Figure 5. Upregulation of p21 induced by HMGB1 knockdown is Sp1 dependent.

(A) Control (sh-c) or HMGB1 knockdown (sh-2) A375, G361, and SK-MEL-28 cells were transfected with Sp1 siRNA (si-Sp1) or control siRNA (si-c). The cells were harvested for Western analysis of p21, HMGB1 and Sp1 expression. (B) Control or HMGB1 shRNA (sh-2) expressing A375, G361 and SK-MEL-28 cells were treated with mithramycin A (200 nM for 20 h) or control vehicle (DMSO), as indicated. The cells were harvested for Western analysis using the indicated antibodies. (C) Luciferase plasmids driving by wild-type or mutant (with p53-binding site mutated) p21 promoter were transfected into control (sh-c) or HMGB1 shRNA (sh-2) A375 (upper panel) and SK-MEL-28 (lower panel) cells. The luciferase assay was carried out 48 h post-transfection. The numbers are mean ± SD from three independent experiments. Bars, SD; *P<0.01 and **P<0.0001. (D) Similar luciferase assays but with Sp1-RE-Luc and PG13-Luc promoter plasmids were performed in A375 (upper panel) and SK-MEL-28 (lower panel). The results of three independent experiments performed in triplicate are shown. Values are mean of the ratio of Firefly luciferase activity to Renilla luciferase activity and then normalized to pGL3 vector activity. Bars, SD; *P<0.01 and **P<0.0001. (E) ChIP assays.
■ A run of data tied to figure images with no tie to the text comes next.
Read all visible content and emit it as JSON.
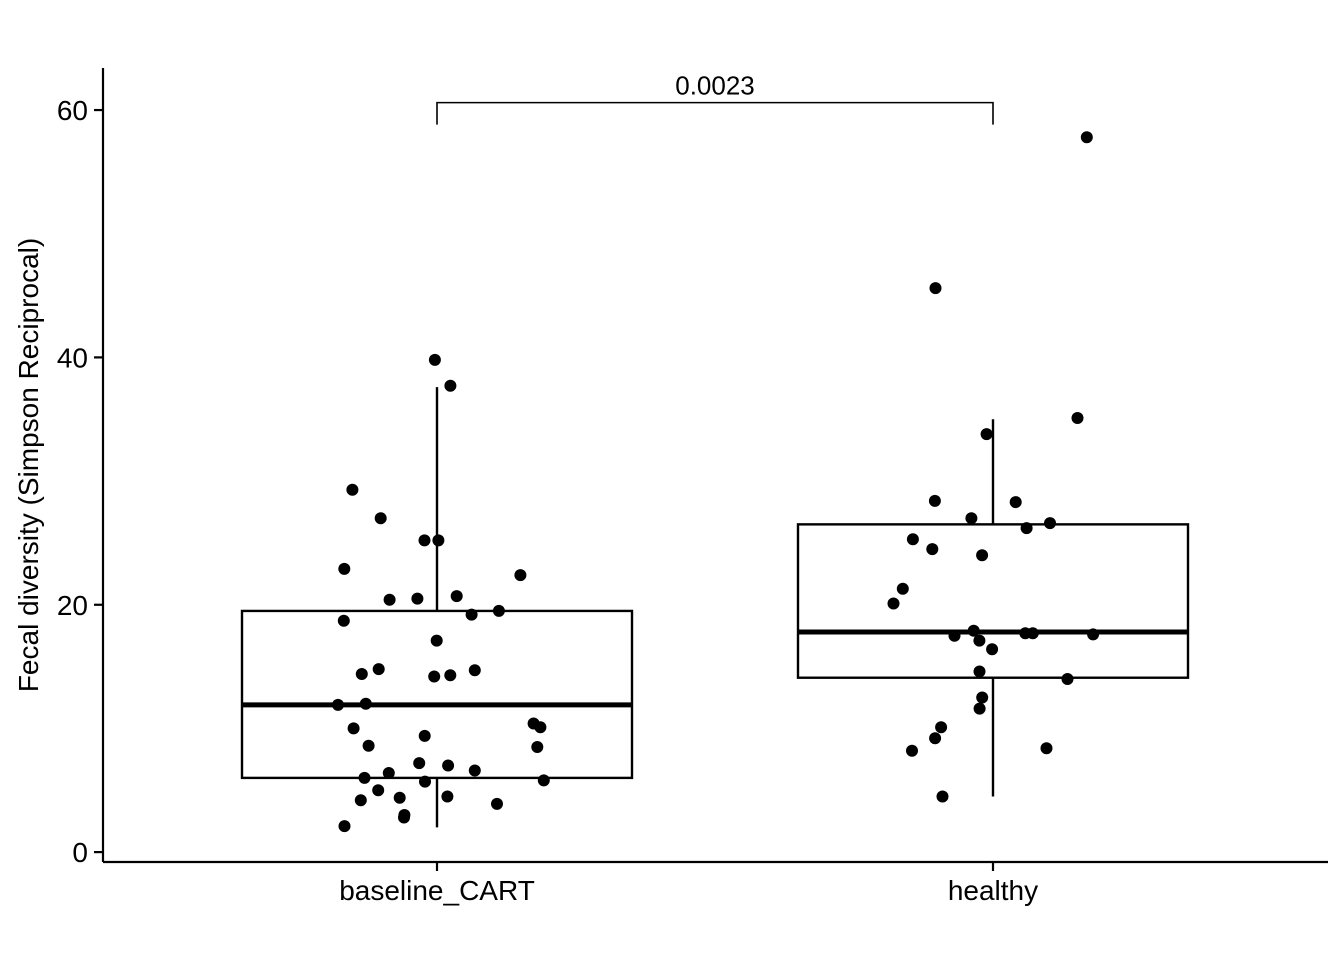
{
  "chart_data": {
    "type": "boxplot",
    "xlabel": "",
    "ylabel": "Fecal diversity (Simpson Reciprocal)",
    "ylim": [
      -0.8,
      63.4
    ],
    "yticks": [
      0,
      20,
      40,
      60
    ],
    "categories": [
      "baseline_CART",
      "healthy"
    ],
    "grid": false,
    "legend": "none",
    "colors": {
      "points": "#000000",
      "box_fill": "#ffffff",
      "box_stroke": "#000000"
    },
    "boxes": [
      {
        "category": "baseline_CART",
        "q1": 6.0,
        "median": 11.9,
        "q3": 19.5,
        "whisker_low": 2.0,
        "whisker_high": 37.6
      },
      {
        "category": "healthy",
        "q1": 14.1,
        "median": 17.8,
        "q3": 26.5,
        "whisker_low": 4.5,
        "whisker_high": 35.0
      }
    ],
    "points": [
      {
        "category": "baseline_CART",
        "values": [
          39.8,
          37.7,
          29.3,
          27.0,
          25.2,
          25.2,
          22.9,
          22.4,
          20.7,
          20.5,
          20.4,
          19.5,
          19.2,
          18.7,
          17.1,
          14.8,
          14.7,
          14.4,
          14.3,
          14.2,
          12.0,
          11.9,
          10.4,
          10.1,
          10.0,
          9.4,
          8.5,
          8.6,
          7.2,
          7.0,
          6.6,
          6.4,
          6.0,
          5.8,
          5.7,
          5.0,
          4.5,
          4.4,
          4.2,
          3.9,
          3.0,
          2.8,
          2.1
        ]
      },
      {
        "category": "healthy",
        "values": [
          57.8,
          45.6,
          35.1,
          33.8,
          28.4,
          28.3,
          27.0,
          26.6,
          26.2,
          25.3,
          24.5,
          24.0,
          21.3,
          20.1,
          17.9,
          17.7,
          17.7,
          17.6,
          17.5,
          17.1,
          16.4,
          14.6,
          14.0,
          12.5,
          11.6,
          10.1,
          9.2,
          8.4,
          8.2,
          4.5
        ]
      }
    ],
    "comparison": {
      "groups": [
        "baseline_CART",
        "healthy"
      ],
      "label": "0.0023",
      "y": 60.6
    }
  }
}
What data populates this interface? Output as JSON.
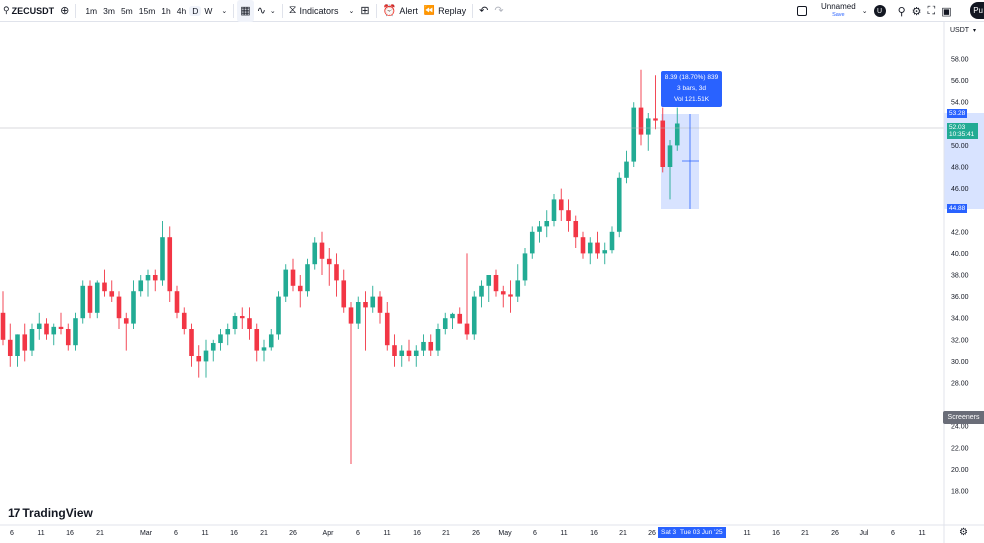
{
  "toolbar": {
    "symbol": "ZECUSDT",
    "intervals": [
      "1m",
      "3m",
      "5m",
      "15m",
      "1h",
      "4h",
      "D",
      "W"
    ],
    "active_interval": "D",
    "indicators_label": "Indicators",
    "alert_label": "Alert",
    "replay_label": "Replay",
    "layout_name": "Unnamed",
    "save_label": "Save",
    "avatar_letter": "U",
    "publish_label": "Pu"
  },
  "price_axis": {
    "currency": "USDT",
    "ticks": [
      "58.00",
      "56.00",
      "54.00",
      "50.00",
      "48.00",
      "46.00",
      "42.00",
      "40.00",
      "38.00",
      "36.00",
      "34.00",
      "32.00",
      "30.00",
      "28.00",
      "24.00",
      "22.00",
      "20.00",
      "18.00"
    ],
    "measure_high_tag": "53.28",
    "current_price_tag": "52.03",
    "countdown_tag": "10:35:41",
    "measure_low_tag": "44.88",
    "screeners_label": "Screeners"
  },
  "time_axis": {
    "ticks": [
      "6",
      "11",
      "16",
      "21",
      "Mar",
      "6",
      "11",
      "16",
      "21",
      "26",
      "Apr",
      "6",
      "11",
      "16",
      "21",
      "26",
      "May",
      "6",
      "11",
      "16",
      "21",
      "26",
      "11",
      "16",
      "21",
      "26",
      "Jul",
      "6",
      "11"
    ],
    "start_tag": "Sat 3",
    "end_tag": "Tue 03 Jun '25"
  },
  "measure": {
    "line1": "8.39 (18.70%) 839",
    "line2": "3 bars, 3d",
    "line3": "Vol 121.51K"
  },
  "logo_text": "TradingView",
  "colors": {
    "up": "#22ab94",
    "down": "#f23645",
    "accent": "#2962ff",
    "current_price": "#22ab94"
  },
  "chart_data": {
    "type": "candlestick",
    "ylim": [
      17,
      60
    ],
    "candles": [
      [
        34.5,
        36.5,
        31.5,
        32.0
      ],
      [
        32.0,
        33.5,
        29.5,
        30.5
      ],
      [
        30.5,
        32.5,
        29.5,
        32.5
      ],
      [
        32.5,
        33.5,
        30.0,
        31.0
      ],
      [
        31.0,
        33.5,
        30.5,
        33.0
      ],
      [
        33.0,
        34.5,
        32.0,
        33.5
      ],
      [
        33.5,
        34.0,
        32.0,
        32.5
      ],
      [
        32.5,
        33.5,
        31.5,
        33.2
      ],
      [
        33.2,
        34.5,
        32.5,
        33.0
      ],
      [
        33.0,
        33.5,
        31.0,
        31.5
      ],
      [
        31.5,
        34.5,
        31.0,
        34.0
      ],
      [
        34.0,
        37.5,
        33.5,
        37.0
      ],
      [
        37.0,
        37.5,
        34.0,
        34.5
      ],
      [
        34.5,
        37.5,
        34.0,
        37.3
      ],
      [
        37.3,
        38.5,
        36.0,
        36.5
      ],
      [
        36.5,
        37.5,
        35.5,
        36.0
      ],
      [
        36.0,
        36.5,
        33.0,
        34.0
      ],
      [
        34.0,
        34.5,
        31.0,
        33.5
      ],
      [
        33.5,
        37.5,
        33.0,
        36.5
      ],
      [
        36.5,
        38.0,
        36.0,
        37.5
      ],
      [
        37.5,
        38.5,
        36.0,
        38.0
      ],
      [
        38.0,
        38.5,
        36.5,
        37.5
      ],
      [
        37.5,
        43.0,
        37.0,
        41.5
      ],
      [
        41.5,
        42.5,
        35.5,
        36.5
      ],
      [
        36.5,
        37.0,
        34.0,
        34.5
      ],
      [
        34.5,
        35.0,
        32.5,
        33.0
      ],
      [
        33.0,
        33.5,
        29.5,
        30.5
      ],
      [
        30.5,
        31.5,
        28.5,
        30.0
      ],
      [
        30.0,
        32.0,
        28.5,
        31.0
      ],
      [
        31.0,
        32.0,
        30.0,
        31.7
      ],
      [
        31.7,
        33.0,
        31.0,
        32.5
      ],
      [
        32.5,
        33.5,
        31.5,
        33.0
      ],
      [
        33.0,
        34.5,
        32.5,
        34.2
      ],
      [
        34.2,
        35.0,
        33.0,
        34.0
      ],
      [
        34.0,
        35.0,
        32.0,
        33.0
      ],
      [
        33.0,
        33.5,
        30.0,
        31.0
      ],
      [
        31.0,
        32.0,
        30.0,
        31.3
      ],
      [
        31.3,
        33.0,
        31.0,
        32.5
      ],
      [
        32.5,
        36.5,
        32.0,
        36.0
      ],
      [
        36.0,
        39.0,
        35.5,
        38.5
      ],
      [
        38.5,
        39.5,
        36.5,
        37.0
      ],
      [
        37.0,
        38.0,
        35.0,
        36.5
      ],
      [
        36.5,
        39.5,
        36.0,
        39.0
      ],
      [
        39.0,
        41.5,
        38.5,
        41.0
      ],
      [
        41.0,
        42.0,
        38.0,
        39.5
      ],
      [
        39.5,
        40.5,
        37.0,
        39.0
      ],
      [
        39.0,
        40.0,
        36.0,
        37.5
      ],
      [
        37.5,
        38.5,
        34.5,
        35.0
      ],
      [
        35.0,
        35.5,
        20.5,
        33.5
      ],
      [
        33.5,
        36.0,
        33.0,
        35.5
      ],
      [
        35.5,
        36.5,
        31.0,
        35.0
      ],
      [
        35.0,
        37.0,
        34.5,
        36.0
      ],
      [
        36.0,
        36.5,
        33.5,
        34.5
      ],
      [
        34.5,
        35.5,
        31.0,
        31.5
      ],
      [
        31.5,
        32.5,
        29.5,
        30.5
      ],
      [
        30.5,
        31.5,
        29.5,
        31.0
      ],
      [
        31.0,
        32.0,
        30.0,
        30.5
      ],
      [
        30.5,
        31.5,
        29.5,
        31.0
      ],
      [
        31.0,
        32.5,
        30.5,
        31.8
      ],
      [
        31.8,
        32.5,
        30.5,
        31.0
      ],
      [
        31.0,
        33.5,
        30.5,
        33.0
      ],
      [
        33.0,
        34.5,
        32.5,
        34.0
      ],
      [
        34.0,
        34.5,
        33.0,
        34.4
      ],
      [
        34.4,
        35.0,
        33.5,
        33.5
      ],
      [
        33.5,
        40.0,
        32.0,
        32.5
      ],
      [
        32.5,
        36.5,
        32.0,
        36.0
      ],
      [
        36.0,
        37.5,
        35.0,
        37.0
      ],
      [
        37.0,
        38.0,
        35.5,
        38.0
      ],
      [
        38.0,
        38.5,
        36.0,
        36.5
      ],
      [
        36.5,
        37.0,
        35.0,
        36.2
      ],
      [
        36.2,
        37.5,
        34.5,
        36.0
      ],
      [
        36.0,
        39.0,
        35.5,
        37.5
      ],
      [
        37.5,
        40.5,
        37.0,
        40.0
      ],
      [
        40.0,
        42.5,
        39.5,
        42.0
      ],
      [
        42.0,
        43.0,
        41.0,
        42.5
      ],
      [
        42.5,
        44.0,
        41.5,
        43.0
      ],
      [
        43.0,
        45.5,
        42.5,
        45.0
      ],
      [
        45.0,
        46.0,
        43.0,
        44.0
      ],
      [
        44.0,
        45.0,
        42.0,
        43.0
      ],
      [
        43.0,
        43.5,
        40.5,
        41.5
      ],
      [
        41.5,
        42.0,
        39.5,
        40.0
      ],
      [
        40.0,
        41.5,
        39.0,
        41.0
      ],
      [
        41.0,
        42.0,
        39.5,
        40.0
      ],
      [
        40.0,
        41.0,
        39.0,
        40.3
      ],
      [
        40.3,
        42.5,
        40.0,
        42.0
      ],
      [
        42.0,
        47.5,
        41.5,
        47.0
      ],
      [
        47.0,
        49.5,
        46.5,
        48.5
      ],
      [
        48.5,
        54.0,
        48.0,
        53.5
      ],
      [
        53.5,
        57.0,
        50.0,
        51.0
      ],
      [
        51.0,
        53.0,
        49.5,
        52.5
      ],
      [
        52.5,
        56.5,
        51.5,
        52.3
      ],
      [
        52.3,
        53.5,
        47.5,
        48.0
      ],
      [
        48.0,
        50.5,
        45.0,
        50.0
      ],
      [
        50.0,
        53.5,
        49.5,
        52.03
      ]
    ]
  }
}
The chromatins, which prepared from A375 cells (upper panel) and A375 cells transfected or not with si-control /si-Sp1 (lower panel), were performed with control IgG or anti-HMGB1 antibodies. The region of Sp1 binding site (spanning from −180 to −29) in the p21 promoter was amplified by PCR. (F) Plasmids expressing Myc-HMGB1 and Sp1-Flag were co-transfected into 293FT cells. Cells were harvested at 36h, and protein samples were prepared for IP with anti-Myc or anti-Flag and IgG as a control. Total cell lysates and immunoprecipitates were analyzed by Western Blots.